About two dozen people were reported injured in the incident at the fairgrounds in Indianapolis. Strong winds caused the stage rigging for the outdoor concert to collapse, trapping and injuring concert-goers shortly before 9 p.m.
No one was performing at the time. The opening act had finished, and the crowd was waiting for Sugarland to take the stage.
Indiana State Police did not immediately return phone messages to The Associated Press to comment on the deaths. But the Indianapolis Star and WTHR reported that three people died, based on information released by authorities. Details on the conditions of those injured were not immediately known.
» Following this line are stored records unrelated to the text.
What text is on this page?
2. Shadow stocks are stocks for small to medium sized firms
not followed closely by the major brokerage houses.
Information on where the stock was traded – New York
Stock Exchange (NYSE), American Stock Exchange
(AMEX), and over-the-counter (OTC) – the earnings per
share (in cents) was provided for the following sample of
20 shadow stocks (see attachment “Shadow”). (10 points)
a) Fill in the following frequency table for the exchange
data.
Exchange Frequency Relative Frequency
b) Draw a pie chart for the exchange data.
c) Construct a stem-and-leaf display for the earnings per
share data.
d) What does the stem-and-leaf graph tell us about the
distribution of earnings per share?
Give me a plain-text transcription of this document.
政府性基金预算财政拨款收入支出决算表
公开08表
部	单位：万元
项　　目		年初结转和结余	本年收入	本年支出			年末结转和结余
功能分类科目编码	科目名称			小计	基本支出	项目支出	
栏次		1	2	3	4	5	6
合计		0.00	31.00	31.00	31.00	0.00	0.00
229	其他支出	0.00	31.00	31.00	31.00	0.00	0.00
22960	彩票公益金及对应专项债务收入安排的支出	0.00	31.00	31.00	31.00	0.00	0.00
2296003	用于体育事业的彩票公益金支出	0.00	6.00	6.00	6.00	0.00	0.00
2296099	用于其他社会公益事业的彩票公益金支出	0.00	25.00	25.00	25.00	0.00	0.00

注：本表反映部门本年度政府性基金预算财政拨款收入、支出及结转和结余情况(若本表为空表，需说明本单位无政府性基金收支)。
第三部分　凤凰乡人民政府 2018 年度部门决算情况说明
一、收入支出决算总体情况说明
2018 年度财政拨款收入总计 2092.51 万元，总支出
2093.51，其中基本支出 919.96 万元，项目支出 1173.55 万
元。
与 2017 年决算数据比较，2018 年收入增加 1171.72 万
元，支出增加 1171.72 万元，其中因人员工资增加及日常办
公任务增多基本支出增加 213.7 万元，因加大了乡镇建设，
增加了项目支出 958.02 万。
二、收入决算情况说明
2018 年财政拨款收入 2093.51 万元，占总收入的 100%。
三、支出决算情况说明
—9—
Emergency crews were called to the scene, and workers were setting up a command center to tend to those who were injured.
The collapse came as thousands of concert-goers were being evacuated from the fairground grandstand to a nearby coliseum when a wind gust brought down the stage rigging. The rigging fell onto an area where some fans were seated.
"It was like it was in slow motion," concert-goer Amy Weathers told the Star. "You couldn't believe it was actually happening."
Those who were injured were being moved to a tunnel below the stage, the newspaper reported.
Associated Press photographer Darron Cummings was in the audience attending the concert as a fan shortly before the collapse. He said an announcer gave the crowd instructions on how to evacuate if the weather worsened, but said they hoped to get Sugarland on stage soon.
Cummings said he and his friends went ahead and sought shelter in a nearby barn after seeing the weather radar.
"Then we heard screams. We heard people just come running," Cummings told the AP.
Witnesses told WTHR that some of the injured were in a VIP section in front of the stage known as the "Sugar Pit." The witnesses said a wall of dirt, dust, rain and wind came up the main thoroughfare of the fairgrounds just before the collapse.
"Panic kicked in when they seen the dust bowl coming in from the Midway," concert-goer Darryl Cox told WTHR.
Another person at the concert, Emily Davis, told WTHR that there was lightning and the sky had gotten dark but it wasn't raining when the wind suddenly toppled the rigging.
"It was horrible, people were running and going crazy," she said.